Abnormal -- Who...me?
I thought it was too good to be true when the phone rang and a rather anxious doctor told me that my blood results were a bit haywire. My calcium, potassium and something I didn't quite grasp were showing abnormal levels. The whole episode of having blood taken was an experience in itself and to go through it all again, well let's face it, I'd rather suck lemons without an antacid. I was very reluctant to go to my general practitioner who has very little time for me but another trip to Manchester was something I didn't fancy so I opted to visit the dragon's den. It's true that I actually hate my general practitioner and I think deep down she hates me! She openly admits to knowing nothing about my condition and never does a thing about it. She sits in her huge comfy chair in a little village practice, dealing with nothing more than sniffles and the occasional emergency, anything more than that and you're a hospital case. She once famously said to me after a change in hospital policy too technical to explain, that she had 4,000 other patients besides me to look after and I snapped "Not all with sclero though -- Eh!" She never really liked me from that point on. It was just a little phone call she needed to make. I was ill and needed to go back to my consultant but first I needed a referral from my general practitioner and basically that's what it was all about! Considering the problems I have, and I'm not being self pitying here, I go to the general practitioner very little in fact hardly at all, why would I when she clearly isn't interested. I blame my general practitioner for everything, even my geese.
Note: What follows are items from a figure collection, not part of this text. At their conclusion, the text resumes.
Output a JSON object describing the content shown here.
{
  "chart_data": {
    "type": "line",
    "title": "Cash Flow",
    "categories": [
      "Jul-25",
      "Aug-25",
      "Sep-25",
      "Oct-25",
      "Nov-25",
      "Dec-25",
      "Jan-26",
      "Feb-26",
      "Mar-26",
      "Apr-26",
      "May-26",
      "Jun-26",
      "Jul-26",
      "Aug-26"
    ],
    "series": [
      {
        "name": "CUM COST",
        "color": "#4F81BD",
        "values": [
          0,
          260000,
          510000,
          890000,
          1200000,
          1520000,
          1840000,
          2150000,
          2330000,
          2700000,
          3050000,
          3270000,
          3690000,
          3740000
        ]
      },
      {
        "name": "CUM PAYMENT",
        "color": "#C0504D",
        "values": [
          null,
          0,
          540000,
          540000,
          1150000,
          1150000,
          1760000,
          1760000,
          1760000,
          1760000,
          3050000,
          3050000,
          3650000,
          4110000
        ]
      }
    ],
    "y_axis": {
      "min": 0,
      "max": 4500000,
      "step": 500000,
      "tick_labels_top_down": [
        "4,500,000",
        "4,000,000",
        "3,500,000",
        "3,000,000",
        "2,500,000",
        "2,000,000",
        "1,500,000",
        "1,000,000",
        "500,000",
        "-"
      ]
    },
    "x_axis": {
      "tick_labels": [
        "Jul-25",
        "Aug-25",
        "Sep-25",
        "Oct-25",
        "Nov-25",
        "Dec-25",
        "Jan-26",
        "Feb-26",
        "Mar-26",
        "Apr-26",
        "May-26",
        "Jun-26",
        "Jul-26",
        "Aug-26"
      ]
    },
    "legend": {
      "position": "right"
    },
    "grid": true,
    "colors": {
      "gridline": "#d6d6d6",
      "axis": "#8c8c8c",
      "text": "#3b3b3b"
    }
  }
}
Anyway I had the blood test ---- what a par larva! Oh yes, they said they had the best woman for the job a hematologist no less -- from the hospital! Now I am a challenge as she was about to find out!
My sleeve was rolled up, tourniquet on and about to undergo the dreaded blood test. She confidently boasted to being the best vampire in clinic. I boasted that I was the best un-dead corpse in the village and that my hubby had dug me up this morning. She never broke a smile, this woman is serious! Her first try like so many times before was a failure as were her second, third and fourth try. She ripped off the tourniquet and told me to roll up my other sleeve and the process began again. I said " Hold on missus" on the fourth or fifth attempt not because I was scared but my arm was so blue it was about to drop off! With that she announced a final try and the needle went in so deep I thought it would emerge underneath --- "There" she screamed, did a little dance and squealed with delight as a minute drop of blood traveled down her finest syringe. A minute drop was all she got so her delight was rather short lived -- I'd beat the best! I was told that it might just be enough for one test but certainly not enough for others. This is all too familiar for me. For them it's a first, for me it's a way of life!
I'm now awaiting the results, of what exactly, I don't know. Maybe they got enough to determine my gender and that's about it, never the less I'll wait and see.
What tribulations we suffer at the hands of a chronic illness. Life is never dull!